La « réaction« , c’est autre chose. Non pas un complément, mais une réponse — avec un grain d’antagonisme, une riposte. La réaction n’épouse pas l’article mais s’en distingue. Avec cela, un nuage implicite de spontanéité émotive. Double opposition donc, entre l’article de ses réactions. Au texte poli par une conscience prudente répond le sursaut des tripes, nécessairement moins réfléchi.
Voilà, bien sûr, une distinction sans nuance. Mais on ne s’étonnera pas que ceux qui n’attendent que des réactions les craignent, quand ceux qui sollicitent des commentaires semblent les attendre avec plus de confiance.
Peut-être n’ont-ils pas tout à fait tort, il est vrai. Les réaction sont plus faciles à stimuler que les commentaires. Et l’éruption de l’indignation n’autorise pas le temps de délibérer avec soi-même.
Ce serait cependant une mission que pourrait s’assigner la presse en ligne que de faire vivre le débat public plutôt que d’alimenter l’opinion publique.
Et pourquoi pas, au lieu que de prévenir les débordements par le silence ou la modération, imposer un délai de réflexion au commentateur ; quelques minutes pour relire et corriger son texte avant qu’il ne soit proposé à la publication. Avec une procédure de confirmation à plusieurs étages telle qu’on la prévoit pour les achat en ligne. N’a-t-on pas autant à perdre à la prodigalité verbale qu’aux largesses du porte-monnaie ?
Après tout, chacun peut gagner à ce que les compulsions de l’esprit soient retenues, ne serait-ce que pour quelques instants.
Vous aimeriez bien non ? Allez jules un petit compteur.

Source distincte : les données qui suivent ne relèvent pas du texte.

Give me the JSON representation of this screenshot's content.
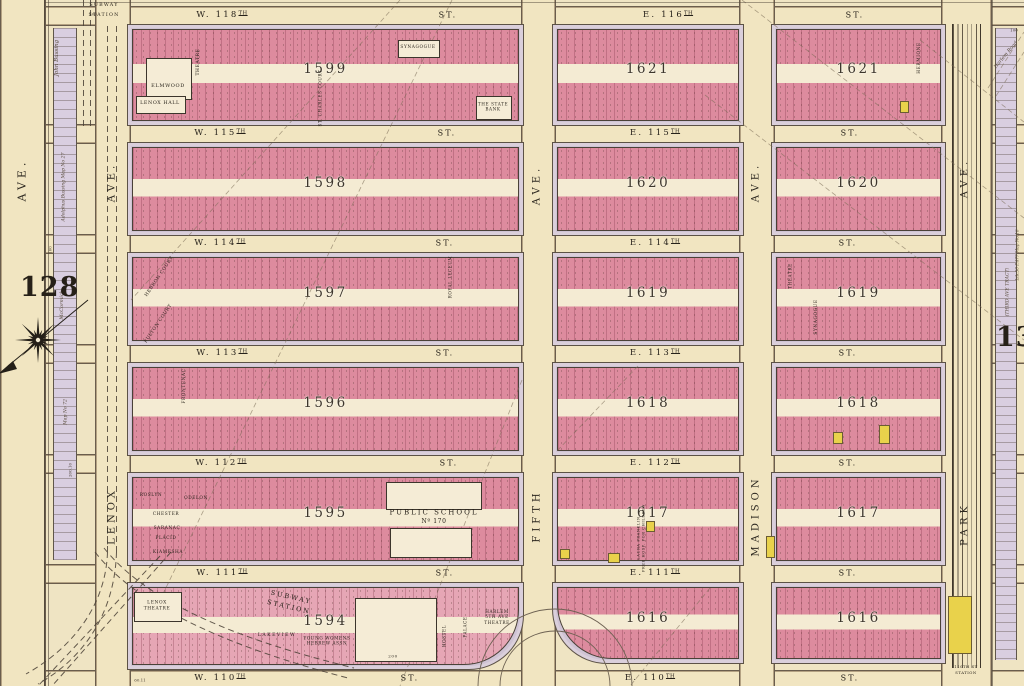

J’ai peur de parler trop vite – c’est malin – mais que craint la presse exactement ? Des poursuites du fait des commentaires ? Plutôt que de vouloir appliquer une règle de droit dont on peut se demander l’intérêt (la limitation de la liberté de parole ne fait que dissimuler la bêtise humaine, non la vaincre, et je suis d’avis qu’il vaut mieux connaître son ennemi), ne faudrait-il pas… se passer de cette règle ? Pour résumer grossièrement : on peut bien empêcher les cons de parler (ou le con qui sommeille en nous de s’exprimer, à la faveur de l’immédiateté de la réaction, si tu préfères), ça n’en fera pas moins que la bêtise survivra.
Je ne crois pas que la bêtise soit consubstantielle à l’homme. Un peu de rigueur et d’attention en restreignent l’expression.
Du moins, si j’en juge par moi-même.
« imposer un délai de réflexion au commentateur ; quelques minutes pour relire et corriger son texte avant qu’il ne soit proposé à la publication.« > le bouton prévisualiser est la pour cela en théorie… mais qui le pousse ? Pour ma part, très rarement. Et c’est souvent une fois le commentaire en ligne avec les autres, trop tard, que je vois une faute, une mauvaise formulation, une bêtise…
Oui, en effet, comment taire ?
Les commentaires pour les articles qui traitent du Proche Orient sont systématiquement fermés sur le site du Monde, et ça fait bien longtemps que c’est le cas…
et honnêtement c’est tant mieux! les commentaires sur ce genre de sujet ne sont jamais intéressants et se résument tjs à une autre guéguerre pro palestiniens contre pro israeliens..
Les commentaires peuvent aussi servir à critiquer le fond de l’article. Au-delà des réactions épidermiques ou hors-sujet, il arrive que les commentaires signalent des inexactitudes factuelles, des expressions déplacées, voire la superficialité de certaines analyses. Les commentaires sont peut-être plus utiles que le courrier des lecteurs.